Y ese día frente a ese grupo de adultos prematuros, su más terrible temor se había hecho realidad. Su enojo no era realmente hacia mí, sino hacia el mismo. Se había traicionado. Había sido advertido repetidas veces por su inconsciente y decidió no escucharlo. Pero su piel curtida y sus años eran insignificantes ante este este animal que enfrentaba, esa otra personalidad que llevaba oculta tanto tiempo que ansiaba atacar a quienes lo rodeaban, para defender a aquello que le pertenecía. Se convertía en animal (ya no racional) y lo mataba.
Habló unos minutos más con sus alumnos, se disculpó, se levanto de su asiento y se acercó hacia mí. Vaciló unos segundos antes de hablar, escondiendo sus sudorosas y atolondradas manos en los bolsillos de pantalón e intentando  disimular  ante los universitarios, directores, autoridades, académicos, familiares y colegas lo que realmente estaba sucediendo.
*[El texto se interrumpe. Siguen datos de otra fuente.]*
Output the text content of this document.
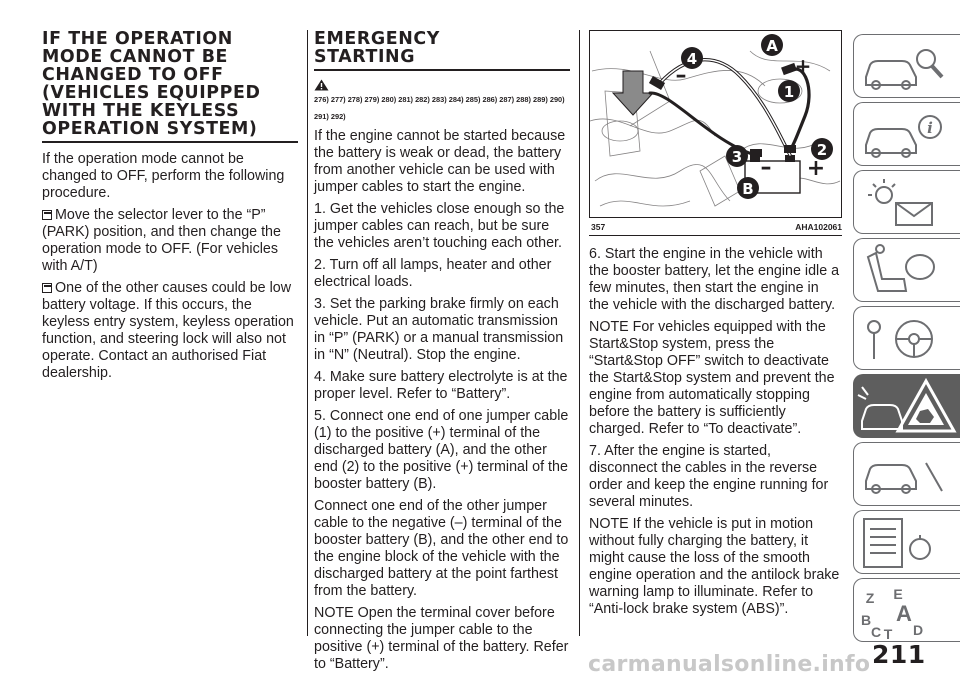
IF THE OPERATION MODE CANNOT BE CHANGED TO OFF (VEHICLES EQUIPPED WITH THE KEYLESS OPERATION SYSTEM)

If the operation mode cannot be changed to OFF, perform the following procedure.

Move the selector lever to the “P” (PARK) position, and then change the operation mode to OFF. (For vehicles with A/T)

One of the other causes could be low battery voltage. If this occurs, the keyless entry system, keyless operation function, and steering lock will also not operate. Contact an authorised Fiat dealership.

EMERGENCY STARTING
276) 277) 278) 279) 280) 281) 282) 283) 284) 285) 286) 287) 288) 289) 290) 291) 292)

If the engine cannot be started because the battery is weak or dead, the battery from another vehicle can be used with jumper cables to start the engine.

1. Get the vehicles close enough so the jumper cables can reach, but be sure the vehicles aren’t touching each other.

2. Turn off all lamps, heater and other electrical loads.

3. Set the parking brake firmly on each vehicle. Put an automatic transmission in “P” (PARK) or a manual transmission in “N” (Neutral). Stop the engine.

4. Make sure battery electrolyte is at the proper level. Refer to “Battery”.

5. Connect one end of one jumper cable (1) to the positive (+) terminal of the discharged battery (A), and the other end (2) to the positive (+) terminal of the booster battery (B).

Connect one end of the other jumper cable to the negative (–) terminal of the booster battery (B), and the other end to the engine block of the vehicle with the discharged battery at the point farthest from the battery.

NOTE Open the terminal cover before connecting the jumper cable to the positive (+) terminal of the battery. Refer to “Battery”.

4
A
1
2
3
B
–	+
– +
357	AHA102061

6. Start the engine in the vehicle with the booster battery, let the engine idle a few minutes, then start the engine in the vehicle with the discharged battery.

NOTE For vehicles equipped with the Start&Stop system, press the “Start&Stop OFF” switch to deactivate the Start&Stop system and prevent the engine from automatically stopping before the battery is sufficiently charged. Refer to “To deactivate”.

7. After the engine is started, disconnect the cables in the reverse order and keep the engine running for several minutes.

NOTE If the vehicle is put in motion without fully charging the battery, it might cause the loss of the smooth engine operation and the antilock brake warning lamp to illuminate. Refer to “Anti-lock brake system (ABS)”.

i
Z E
A
B
C T D
211
carmanualsonline.info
Muchas veces me pregunté si yo sería acaso la única que había estudiado tan bien al Profesor, porque parecía estar gritando lo que realmente nunca se animó a admitir.

Me miró acusadoramente, como culpándome (y era, en parte, mi culpa) y me dijo: Buenas noches.
Y partió sin más, cerrando suavemente la puerta para que nadie se percatara de su ausencia hasta un tiempo después de haberse ido. Luego llegaría a su casa y se serviría un whisky on the rocks, luego dos o tres vasos más, yo tocaría su perta y caeríamos rendidos a ese dulce castigo al que nos habíamos atado. Yo sería enteramente suya y el sería enteramente mío, y teniéndome a su alcance su animal interno calmaba sus ansias y se entregaba sin defenderse al enemigo.